For those who did not have time to watch the Republican candidates debate tonight, here is a transcript of some of the highlights.
Q: What is the Republican plan to create more jobs?
Romney: We need to cut taxes and reduce burdensome regulations.
Q: But when we tried that under the Bush administration, that almost caused the whole economy to collapse.
Pawlenty: That's because we didn't cut enough taxes or reduce enough regulations. When I'm president, we will root out all vestiges of taxes and regulations and we will not rest until we get rid of them all.
Cain: Under my administration, we would pass a law against even talking about taxes. So the only tax the federal government could levy would be on people who used the word "tax."
Bachmann: Under my administration, we would abolish the EPA. Clean air and clean water are overrated anyway.

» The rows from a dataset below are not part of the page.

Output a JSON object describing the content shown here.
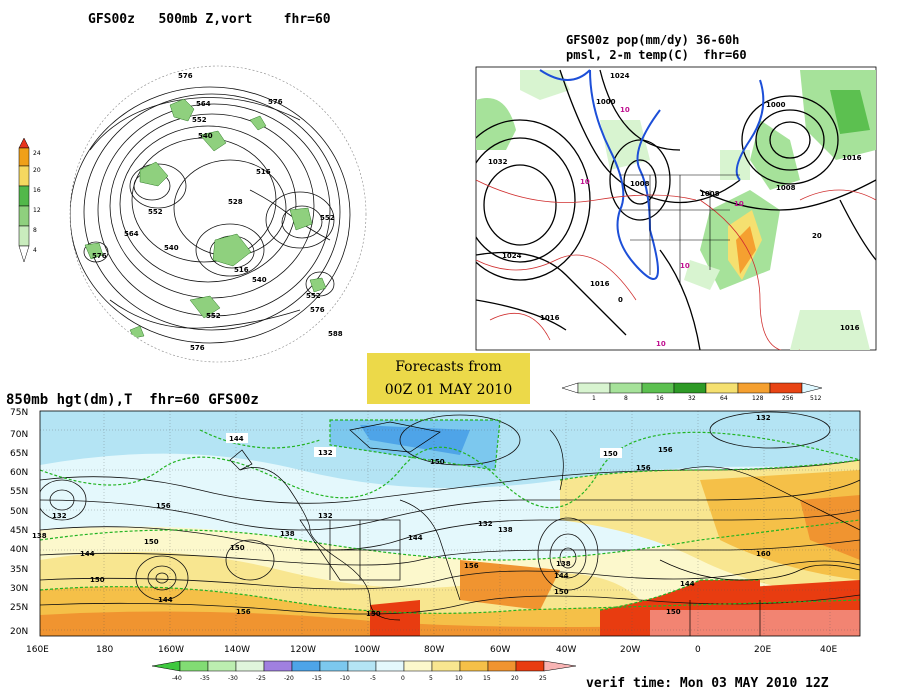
{
  "panel_500mb": {
    "title": "GFS00z   500mb Z,vort    fhr=60",
    "legend_values": [
      "24",
      "20",
      "16",
      "12",
      "8",
      "4"
    ],
    "legend_colors": [
      "#e8341c",
      "#f0a018",
      "#f5d860",
      "#52b84a",
      "#8fd07e",
      "#c9ecbd"
    ],
    "contour_labels": [
      "576",
      "564",
      "552",
      "540",
      "528",
      "516",
      "552",
      "576",
      "588",
      "576",
      "564",
      "552",
      "540",
      "576",
      "552",
      "576",
      "540",
      "516",
      "552"
    ]
  },
  "panel_pop": {
    "title_line1": "GFS00z pop(mm/dy) 36-60h",
    "title_line2": "pmsl, 2-m temp(C)  fhr=60",
    "legend_values": [
      "1",
      "8",
      "16",
      "32",
      "64",
      "128",
      "256",
      "512"
    ],
    "legend_colors": [
      "#d8f4d0",
      "#a6e29a",
      "#5cc050",
      "#2e9a26",
      "#f5e070",
      "#f5a030",
      "#e84414",
      "#dff8ff"
    ],
    "contour_labels": [
      "1024",
      "1032",
      "1024",
      "1016",
      "1016",
      "1008",
      "1008",
      "1000",
      "1008",
      "1000",
      "1016",
      "1016",
      "10",
      "10",
      "10",
      "10",
      "20",
      "0",
      "10"
    ]
  },
  "banner": {
    "line1": "Forecasts from",
    "line2": "00Z 01 MAY 2010"
  },
  "panel_850mb": {
    "title": "850mb hgt(dm),T  fhr=60 GFS00z",
    "lat_labels": [
      "75N",
      "70N",
      "65N",
      "60N",
      "55N",
      "50N",
      "45N",
      "40N",
      "35N",
      "30N",
      "25N",
      "20N"
    ],
    "lon_labels": [
      "160E",
      "180",
      "160W",
      "140W",
      "120W",
      "100W",
      "80W",
      "60W",
      "40W",
      "20W",
      "0",
      "20E",
      "40E"
    ],
    "contour_labels": [
      "144",
      "132",
      "150",
      "156",
      "132",
      "138",
      "144",
      "150",
      "156",
      "132",
      "138",
      "150",
      "156",
      "132",
      "138",
      "144",
      "156",
      "150",
      "144",
      "150",
      "138",
      "144",
      "150",
      "160",
      "144",
      "150",
      "156",
      "132",
      "150"
    ],
    "legend_values": [
      "-40",
      "-35",
      "-30",
      "-25",
      "-20",
      "-15",
      "-10",
      "-5",
      "0",
      "5",
      "10",
      "15",
      "20",
      "25"
    ],
    "legend_colors": [
      "#3ec83e",
      "#82dc74",
      "#bceeb0",
      "#e0f5dc",
      "#a080e0",
      "#4ea4e8",
      "#7cc8ee",
      "#b4e4f4",
      "#e4f8fc",
      "#fcf8cc",
      "#f8e690",
      "#f5c048",
      "#f09430",
      "#e83c10",
      "#f8b4b4"
    ]
  },
  "verif_time": "verif time: Mon 03 MAY 2010 12Z"
}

And we would repeal Obamacare.
Gingrich: Under my administration, we would abolish the NLRB. If you want to join a union, move to Europe or some other socialist environment.
Santorum: Under my administration, we would abolish the national parks and turn them over to the oil and gas companies.
Paul: Under my administration, we would abolish the Federal Reserve. And also the Post Office.
Q: But isn't the Post Office specifically mentioned in the Constitution? I thought you loved the Constitution.
Paul: Well most of it. I have to say I'm not too crazy about the clause that says Congress has the power to regulate commerce, either.
Romney: I will acknowledge that Congress has that power. But that doesn't mean Congress has to use it. Can I also mention that Romneycare in Massachusetts is entirely different from Obamacare. For one thing, in Massachusetts we did not call our health care law "Obamacare."
Bachmann: Whatever you call it, on my first day in office, we will repeal every bit of it. Health insurance is not something we can afford. Except for seniors of course. Did you know that Obamacare wants to save money on Medicare and use some of those savings to fund Obamacare? But under the Republican plan, we will simply abolish Medicare AND Obamacare. And that means we can attack Obama for taking benefits away from seniors, while at the same time we will start making seniors pay for their own Medicare. And if you didn't understand that, then that's good.
Paul: Did I mention that paper money is the root of all evil?
Q: Governor Pawlenty, don't you think your economic plan, which assumes an annual growth rate of 5%, is a bit optimistic?
Pawlenty: If China can grow at a 5% rate, how dare you question whether America can do it too. Are you some kind of communist?
Cain: I'll see your 5% and raise you 5%.
Paul: You two are such pessimists, When I am president, our economy will grow at 20% a year. All we need to do is abolish the Federal Reserve.
Q: What specifially would you do to reduce the deficit?
Santorum: I would abolish the Department of Energy. And the Department of Education. And any other department that starts with an "E" for that matter. After that we would go to work on "H."
Bachmann: Did I mention that I was the first person in Congress to introduce a bill to abolish Obamacare? And also to abolish all the new financial regulations. And I want to reiterate the importance of cutting taxes, especially the kinds my friends pay, like capital gains taxes and corporate taxes.
Cain: I'm a businessman. And I can tell you from my experience of many years in business that paying taxes is a major drag. You can't trust all these politicians to cut taxes as much as I would.
Paul: My copy of the Constitution has the word "tax" crossed out wherever it used to appear.
Gingrich: I know all about cutting taxes. When I was in Congress during the Reagan administration, and we cut taxes, revenue actually increased.
Bachmann: Wait a minute Newt, I used to be a tax lawyer for the IRS, so I know that when people don't pay taxes, that means the government doesn't get the money. And I thought we wanted the government to be smaller anyway. Which will happen as soon as we repeal Obamacare.
Romney: Stop acting so smart, Michele, you'll make the rest of us look bad.
Q: While we're on you, Governor Romney, weren't you entirely wrong about the auto industry bailout?
Romney: Not at all. When I said the government should not bail out the auto industry, what I meant was that they should actually do what I recommended, which was to put the companies through bankruptcy. Of course, if they had done what I suggested, it probably would have been a liquidation instead of a reorganization, but I'm guessing you won't be smart enough to ask me a follow-up question about that.
Q: That's right, because I have to talk as quickly as possible and just leave all these superficial answers standing. Speaker Gingrich, what about the space program?
Gingrich: Now that my entire campaign staff has deserted me, I find I have plenty of space in my own office to explore.
Bachmann: Obamacare, Obamacare, Obamacare, Obamacare.